Malborough Fine Art Ltd., London
Private Collection, London
Ivor Braka, London
Acquired directly from the above by the present owner
Venice, XL Biennale Internazionale dell'Arte, 1982, no. 4, p. 42
London, Malborough Fine Art Ltd., Frank Auerbach, Recent Works, 1983, p. 8, no. 12, illustrated
Birmingham, Museum and Art Gallery, and Ikon Gallery; Sheffield, Mappin Art Gallery; Southampton, Art Gallery, The British Art Show, 1984-85, no. 6
"Unless the painting surprises me – I mean being really unpredictable in the colour, the paint and everything – I couldn't possibly begin to think of it as finished...If I leave a picture it is because it actually stands up for itself, and I no longer see the trace of my will and hopes in it"
The artist cited by Lawrence Gowing in: Exhibition Catalogue, New Haven, Yale Center for British Art, Eight Figurative Painters, 1981 p. 14
Painted in 1981, just three years following his highly acclaimed retrospective show hosted by the Arts Council at the Hayward Gallery, the present work Large Head of J.Y.M. is a seminal exposition of Frank Auerbach's thoroughly inimitable, emotionally urgent and psychologically compelling portraiture. Closely comparable to the terrific J.Y.M. Seated I, now housed in the Tate Collection and illustrated above, the present work Large Head of J.Y.M. consists of a cacophony of forceful blows and furrowed brushstrokes that magnificently conjure the topography of the figure's head, resting on the familiar reddish-brown wooden kitchen armchair that is such a staple of the artist's studio and also appears in the Tate picture. Held within the swathes of impasto and flurried mark-making the character of Auerbach's subject emerges: simultaneously the portrait and the paint landscape itself.
Beautifully composed within the nearly-square canvas, the portrait figure is locked in place both by the horizontal architecture of the supporting chair and by the slabs of paint material themselves. This essay of subtly mediated greys, ochre and crimson recalls the artist's earliest paintings in these hues, which had been his sole artistic companions through expense and availability following the Second World War. Auerbach's majestic image has been reworked time and time again over a vastly extended period of time to forge an uncanny link between analysis and expression, this finished version emerging in an urgent crescendo of expressive brushwork.
Like Francis Bacon, Auerbach infamously depicts only subjects with whom he is extremely familiar: social intimacy affording an expressive freedom emancipated from the hesitancy of unfamiliarity.

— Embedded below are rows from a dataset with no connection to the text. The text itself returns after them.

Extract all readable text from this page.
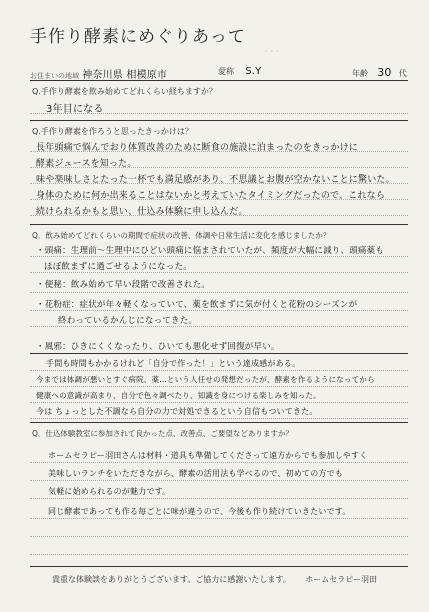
手作り酵素にめぐりあって
· · ·
お住まいの地域 神奈川県 相模原市	愛称 S.Y	年齢 30 代
Q.手作り酵素を飲み始めてどれくらい経ちますか？
3年目になる
Q.手作り酵素を作ろうと思ったきっかけは？
長年頭痛で悩んでおり体質改善のために断食の施設に泊まったのをきっかけに
酵素ジュースを知った。
味や楽味しさとたった一杯でも満足感があり、不思議とお腹が空かないことに驚いた。
身体のために何か出来ることはないかと考えていたタイミングだったので、これなら
続けられるかもと思い、仕込み体験に申し込んだ。
Q．飲み始めてどれくらいの期間で症状の改善、体調や日常生活に変化を感じましたか？
・頭痛：生理前〜生理中にひどい頭痛に悩まされていたが、頻度が大幅に減り、頭痛薬も
ほぼ飲まずに過ごせるようになった。
・便秘：飲み始めて早い段階で改善された。
・花粉症：症状が年々軽くなっていて、薬を飲まずに気が付くと花粉のシーズンが
終わっているかんじになってきた。
・風邪：ひきにくくなったり、ひいても悪化せず回復が早い。
手間も時間もかかるけれど「自分で作った！」という達成感がある。
今までは体調が悪いとすぐ病院、薬…という人任せの発想だったが、酵素を作るようになってから
健康への意識が高まり、自分で色々調べたり、知識を身につける楽しみを知った。
今は ちょっとした不調なら自分の力で対処できるという自信もついてきた。
Q．仕込体験教室に参加されて良かった点、改善点、ご要望などありますか？
ホームセラピー羽田さんは材料・道具も準備してくださって遠方からでも参加しやすく
美味しいランチをいただきながら、酵素の活用法も学べるので、初めての方でも
気軽に始められるのが魅力です。
同じ酵素であっても作る毎ごとに味が違うので、今後も作り続けていきたいです。
貴重な体験談をありがとうございます。ご協力に感謝いたします。 ホームセラピー羽田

J.Y.M., acronym for Juliet Yardley Mills, is one of the cornerstone subjects of the artist's canon. She first posed for him in 1956 when she was a professional model at Sidcup College of Art, and continued to do so for over forty years until 1997. Catherine Lampert, who has sat for Auerbach since 1978, has accounted that J.Y.M. became the first regular sitter at the artist's Camden studio, where he had moved in 1954. According to William Feaver, she could sustain awkward poses for four hours or more and hugely valued sitting for the artist: "It was the most marvellous thing in my life" (in the film: Frank Auerbach: To the Studio cited in: William Feaver, Frank Auerbach, New York 2009, p. 19). She arrived every Wednesday and Sunday until 1997 having taken two buses from her home in southeast London. She has said "we had a wonderful relationship because I thought the world of him and he was very fond of me. There was no sort of romance but we were close. Real friends. Sundays now I'm always miserable" (cited in: Exhibition Catalogue, London, Royal Academy of Arts, Frank Auerbach, 2001, p. 26). Through brilliant colour and a faultless exhibition of charismatic painterly gesture, this portrait carries a terrific psychological and emotional charge and summates Lampert's observation that J.Y.M. "was a force of nature" (Ibid). Indeed, having by this point known this sitter for twenty-five years, the present work encapsulates Auerbach's statement that: "The person you're involved with most, say, is the most complicated to capture because you can't do a superficial likeness, you can't do a portrait painter's impression. You want something that measures up to the amount of feeling you have there" (the artist cited in: William Feaver, Op Cit, p. 230).